The personal landscape is rarely the grand vista point. It’s the country you travel through along your way, noticing things that have no placard attached. It could be somewhere down a side road near the county line; in a corner booth with the cafe window light hitting the edge of your cup; where weeds grow wild in an otherwise empty city lot.

It’s seeing every spot as the center of the universe, as an opportunity to center yourself. Maybe you’ll have time to stop and create a sketch, a poem, a photo, a journal entry. Perhaps you’ll never pass that way again. Or you might find a reason to return.


I photograph in response to curiosity and appreciation. Framing a view is a search for balance and beauty within the moment: a pause midstream in the mysterious and surrounding flow.

I use film and digital cameras, often with secondary lenses or homemade filters. My favorite images tend to be less descriptive and more evocative, calling on imagination rather than examination. My criteria for a photo is, “Do I like it?”


I received my first camera for Christmas at age six or seven. I promptly went next door to take pictures of a friend’s family, boldly charging them money enough to develop and print that precious first roll of film.
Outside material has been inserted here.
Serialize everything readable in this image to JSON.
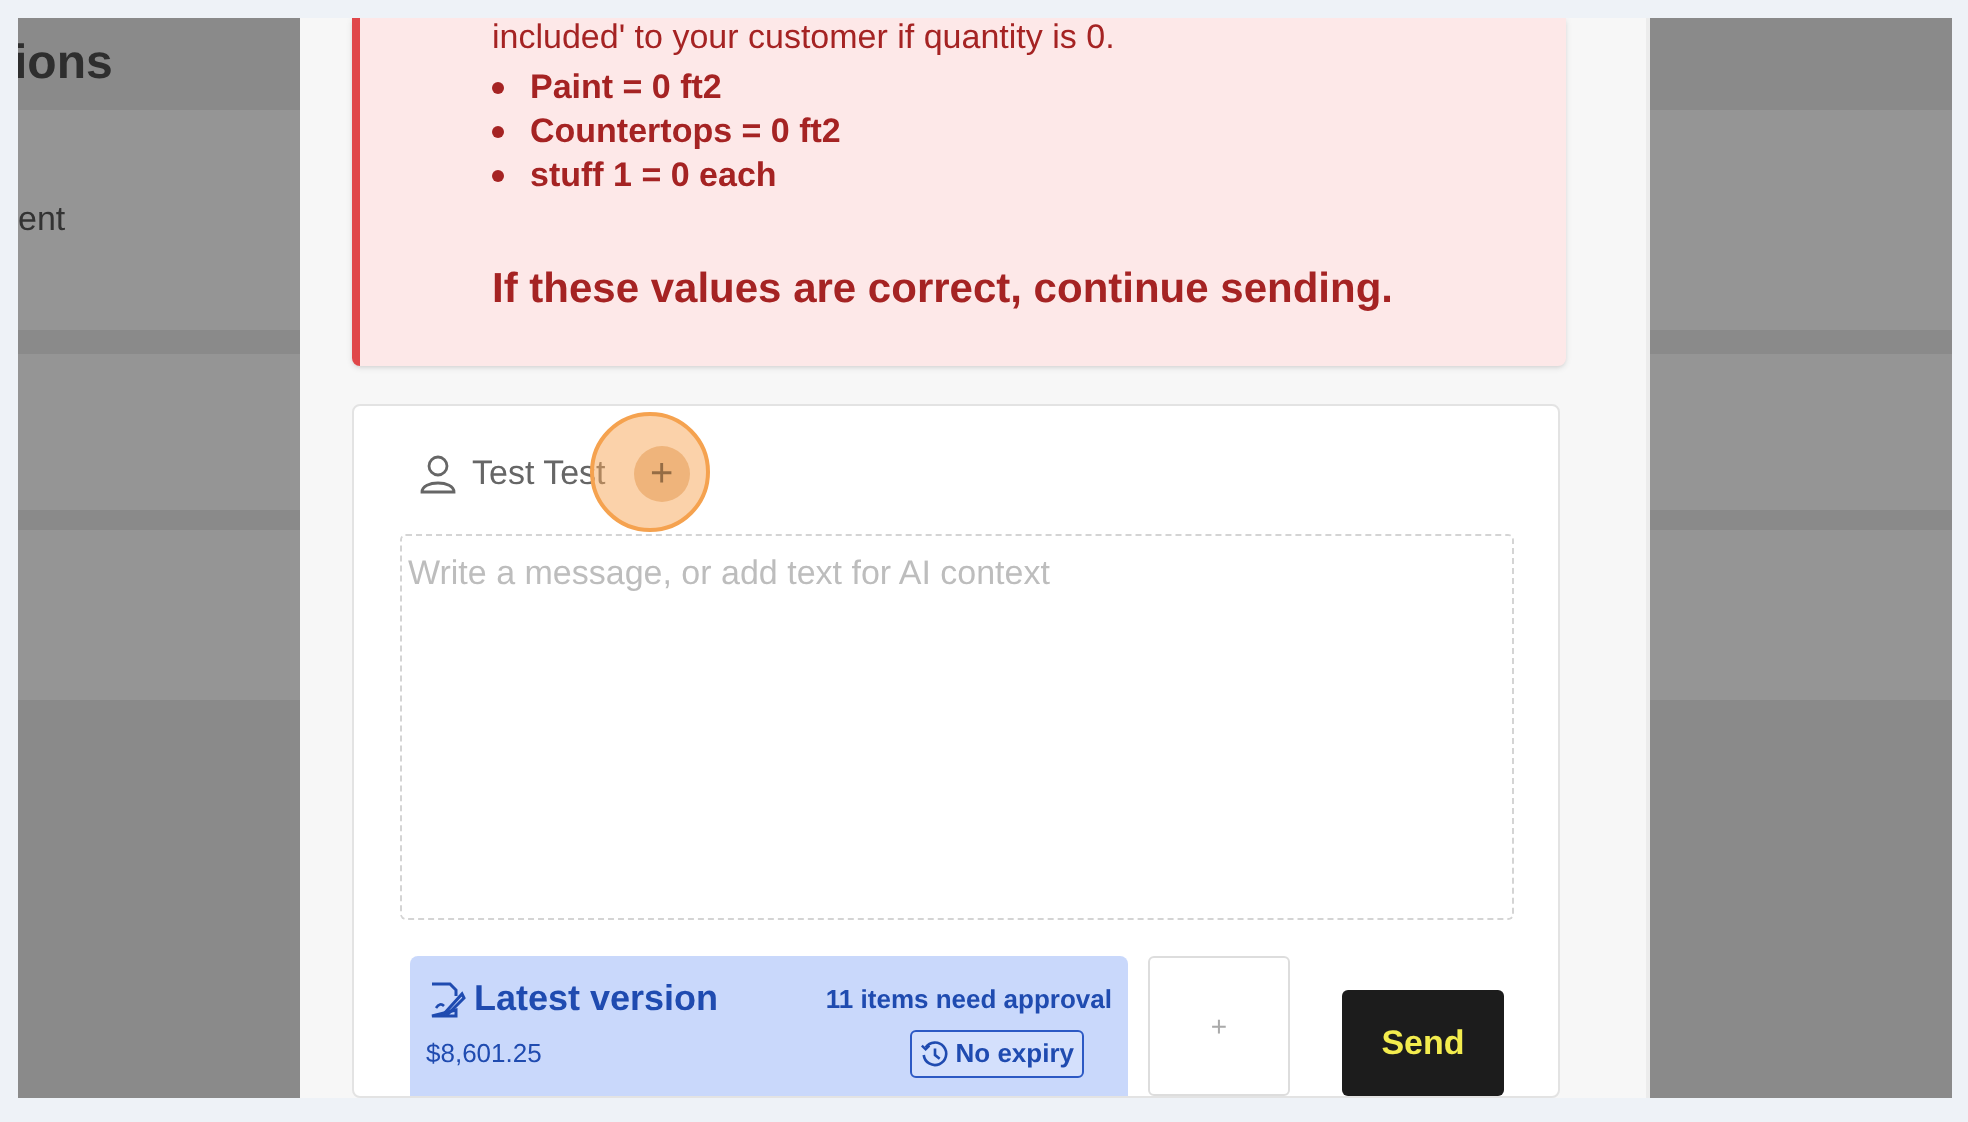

By high school I wanted to be a nature photographer, but dropped out of Beginning Photography class, impatient with the darkroom’s chemical/technical aspects – I just wanted to roam outdoors.

Eventually my photographic interest resurfaced stronger than ever, inclusive of the darkroom and a then-new thing called digital. I went back to school, earning a Career Certificate in Art/Photography from Santa Rosa Junior College, California.

But what I still like best is to roam outdoors… and pause.